Alternatively, many of us just have stopped answering questions entirely.
Finding the gems in the chaff is a depressing and frustrating exercise. I rarely post answers any more on SO because it’s difficult to find meaningful and interesting questions amongst a sea of basic or otherwise useless questions. I instead discuss in a private slack with other real programmers. I find it far more valuable and useful for me.
I am not alone in this frustration, though luckily for homework seekers, there are plenty of people who don’t share the same expectation of quality on Stack Overflow that I do.
And for what it’s worth, many student questions are the best questions to get reputation on, because they are normally simple, easily answered, and obvious to even novice programmers. It takes nearly no effort to respond and pick up reputation for shooting fish in a barrel.
Part of the problem is everyone assumes that students are looking for someone else to do there homework for them. I do not believe that is the case. I am not sure if you went to school before or after SO became a thing but SO has built its self has being a tool. The people who went to school before SO yea they had to rely on books and other things but SO has built its self to be a tool to find answers and that is what students are looking for. Yes they may not ask questions the “right way” but I am sure they are not looking for an easy way out. Remember you and other people on here were most likely students before. If SO does not want to be associated with “wrong questions”, “students trying to get there homework done for them”, then maybe they should have a better vetting process to let people in.
Stack Overflow is indeed a useful tool for having another set of eyeballs on a problem that one has been able to isolate with a minimal, complete, and verifiable example. However, the constraints written into the software to try to prevent it from becoming another forum and ensure that the experts capable of answering the questions are drawn to the site make it a very poor tool for teaching another person some concept.
Stack Overflow was never intended as a substitute for a college class or as supplementary material for learning. That people are trying to use it this way isn’t surprising (Adam Lear once commented about the “toss the question in every textbox they can find on the net” phenomena). Nor is it surprising that people who are expecting some threshold of quality and are seeing dozens if not hundreds of poorly asked questions that make it hard to find the interesting ones to answer become curt or don’t attempt to help beyond a down vote and walk away.
The vetting process for Stack Overflow is “check to see if you’ve read the “how to ask”; ask a question; if you ask poorly make sure that the next time you ask a question takes into account the feedback on the close reason from the previous one.” Making it more stringent than this is a difficult problem to ensure that people with well researched first questions don’t get blocked from asking a question.
But what you are getting is that is what SO has become. It may not have been intended for that but that is what it is NOW. If the majority of the SO community does not like this then SO needs to change stop being rude to people because they are new there is no need for it.
That is something to take up with the Stack Overflow community. The best way to do this is to get that 50 rep and comment to help people write better questions; or get 2000 rep and fix the questions yourself; or get 3000 rep and close questions that are poorly asked and give good feedback.
The tools of community moderation gained by participating in the community are being used to down vote, close, and delete such questions. The question ban process is part of the core software and is fed by the community moderation activity.
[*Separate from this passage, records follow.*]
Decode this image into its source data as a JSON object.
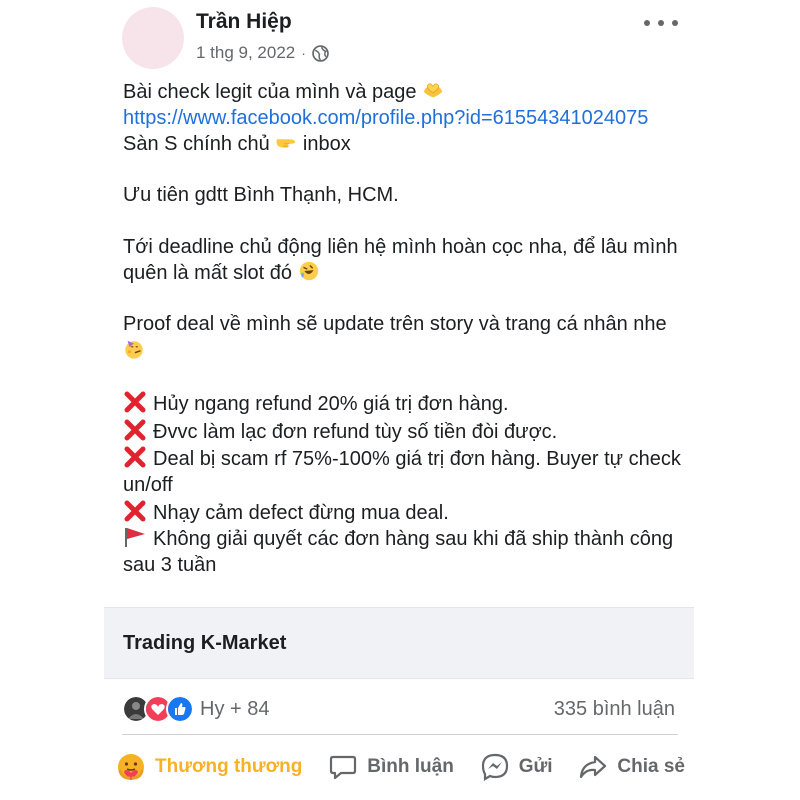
{
  "post": {
    "author": "Trần Hiệp",
    "date": "1 thg 9, 2022",
    "separator": "·",
    "privacy_icon": "globe-icon",
    "lines": {
      "l1": "Bài check legit của mình và page",
      "link": "https://www.facebook.com/profile.php?id=61554341024075",
      "l3a": "Sàn S chính chủ",
      "l3b": "inbox",
      "l4": "Ưu tiên gdtt Bình Thạnh, HCM.",
      "l5": "Tới deadline chủ động liên hệ mình hoàn cọc nha, để lâu mình quên là mất slot đó",
      "l6": "Proof deal về mình sẽ update trên story và trang cá nhân nhe",
      "r1": "Hủy ngang refund 20% giá trị đơn hàng.",
      "r2": "Đvvc làm lạc đơn refund tùy số tiền đòi được.",
      "r3": "Deal bị scam rf 75%-100% giá trị đơn hàng. Buyer tự check un/off",
      "r4": "Nhạy cảm defect đừng mua deal.",
      "r5": "Không giải quyết các đơn hàng sau khi đã ship thành công sau 3 tuần"
    },
    "emojis": [
      "heart-hands-emoji",
      "pointing-right-emoji",
      "rofl-emoji",
      "partying-face-emoji",
      "cross-mark-emoji",
      "red-flag-emoji"
    ]
  },
  "group": {
    "name": "Trading K-Market"
  },
  "reactions": {
    "icons": [
      "avatar-reaction",
      "love-reaction",
      "like-reaction"
    ],
    "summary": "Hy + 84",
    "comments": "335 bình luận"
  },
  "actions": {
    "react_label": "Thương thương",
    "comment_label": "Bình luận",
    "send_label": "Gửi",
    "share_label": "Chia sẻ"
  },
  "colors": {
    "link": "#216fdb",
    "care_active": "#f7b125",
    "muted": "#65676b",
    "like_blue": "#1877f2",
    "love_red": "#f33e58",
    "cross_red": "#e0242f"
  }
}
While it may have become that (or on its way to becoming that), that core group of people who are active in community moderation and answering questions are trying to keep the course charted to being the best source for programming rather than Yahoo Answers.
I think it is obvious from the comments on this blog and from seeing other peoples experience with SO that the community does not want to help with new users /students which is how you gain new members. If the community does not want to go in the direction that SO is going then that will be its death. I am not going to be a part of a “community” that thrives on rep that has no real value other than an ego boost for most. The “community” has no interest in helping students or new users learn which is why I have left the “community”.
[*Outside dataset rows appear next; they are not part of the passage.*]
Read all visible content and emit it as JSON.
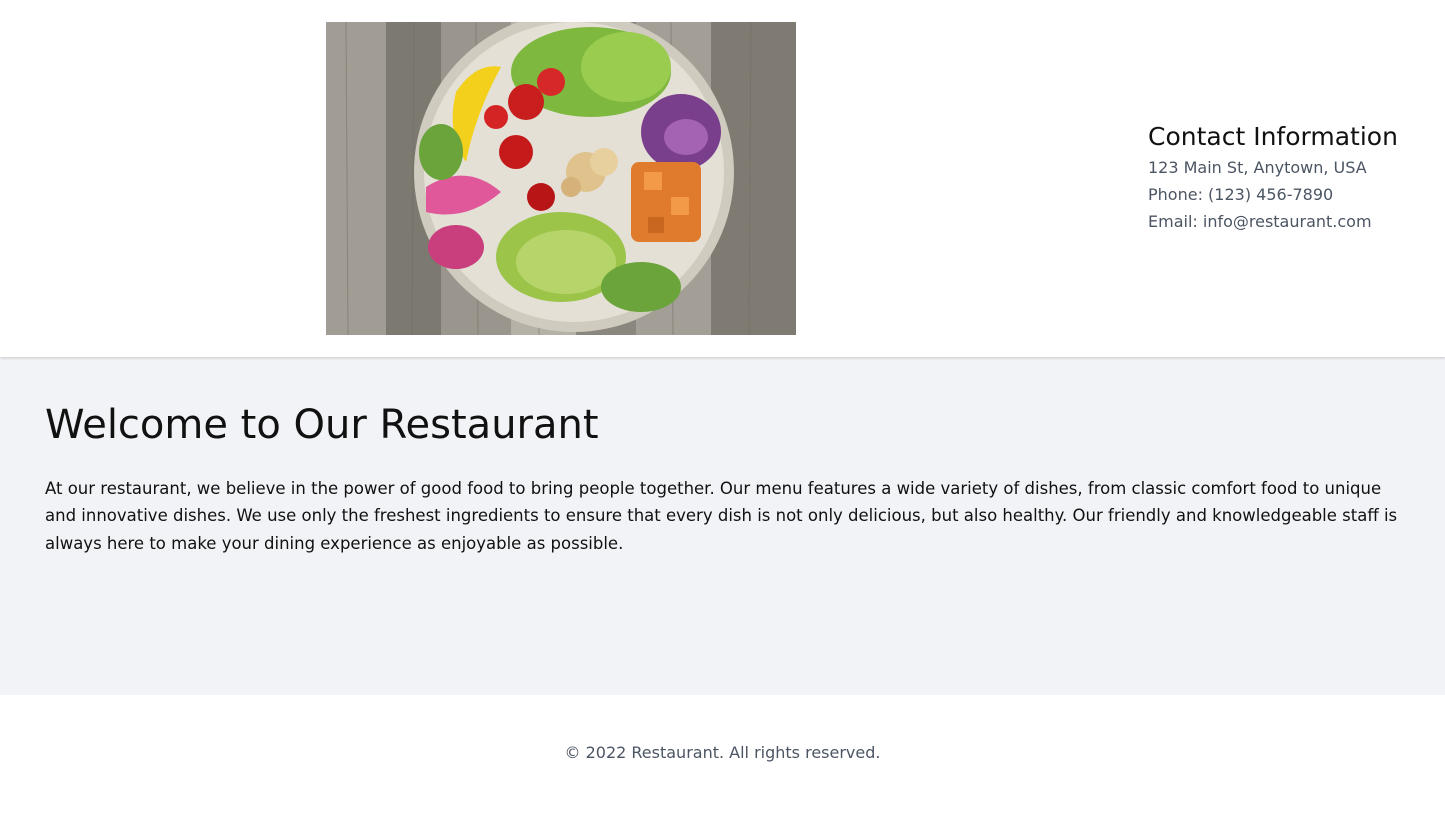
{
  "header": {
    "image_alt": "salad bowl",
    "contact": {
      "title": "Contact Information",
      "address": "123 Main St, Anytown, USA",
      "phone": "Phone: (123) 456-7890",
      "email": "Email: info@restaurant.com"
    }
  },
  "main": {
    "title": "Welcome to Our Restaurant",
    "text": "At our restaurant, we believe in the power of good food to bring people together. Our menu features a wide variety of dishes, from classic comfort food to unique and innovative dishes. We use only the freshest ingredients to ensure that every dish is not only delicious, but also healthy. Our friendly and knowledgeable staff is always here to make your dining experience as enjoyable as possible."
  },
  "footer": {
    "copyright": "© 2022 Restaurant. All rights reserved."
  },
  "colors": {
    "main_bg": "#f2f3f6",
    "muted_text": "#4b5563",
    "text": "#111111"
  }
}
I think it is obvious from your numerous comments, that you are missing the point completely. People have tried to reason with you in professional way, but at each turn you seem to miss the point. If this is what happens when you ask questions on SO, I’m not surprised by the outcome I’m afraid.
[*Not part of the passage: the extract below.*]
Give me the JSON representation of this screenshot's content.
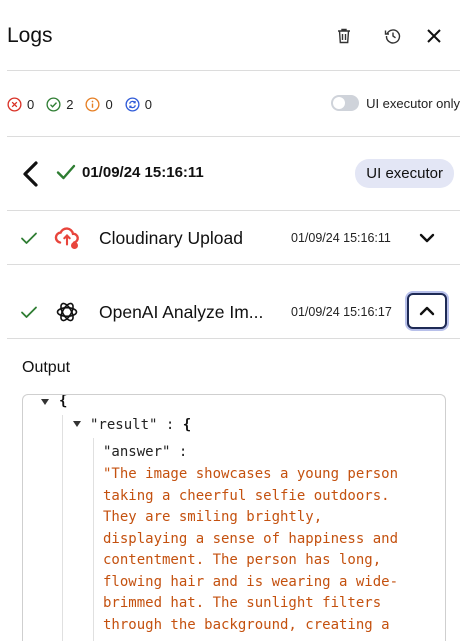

I hate to say it, but your attitude is the problem. Robin has provided in my opinion, some very compelling observations and pretty much nailed it with that response. If you can’t objectively look at that and reason that maybe a little more effort might be due on your part rather then suggesting those willing to answer are the problem, then I’m afraid you won’t be missed.
I am sure I won’t be but do not worry people like you I am not going to miss either! Have a great day! 🙂
In which case, it’s a shame.
I guess the “problem” here is that to a newbie, being downvoted can be quite…scary? And don’t think it isn’t, it’s quite disheartening…wonder if something could be done here…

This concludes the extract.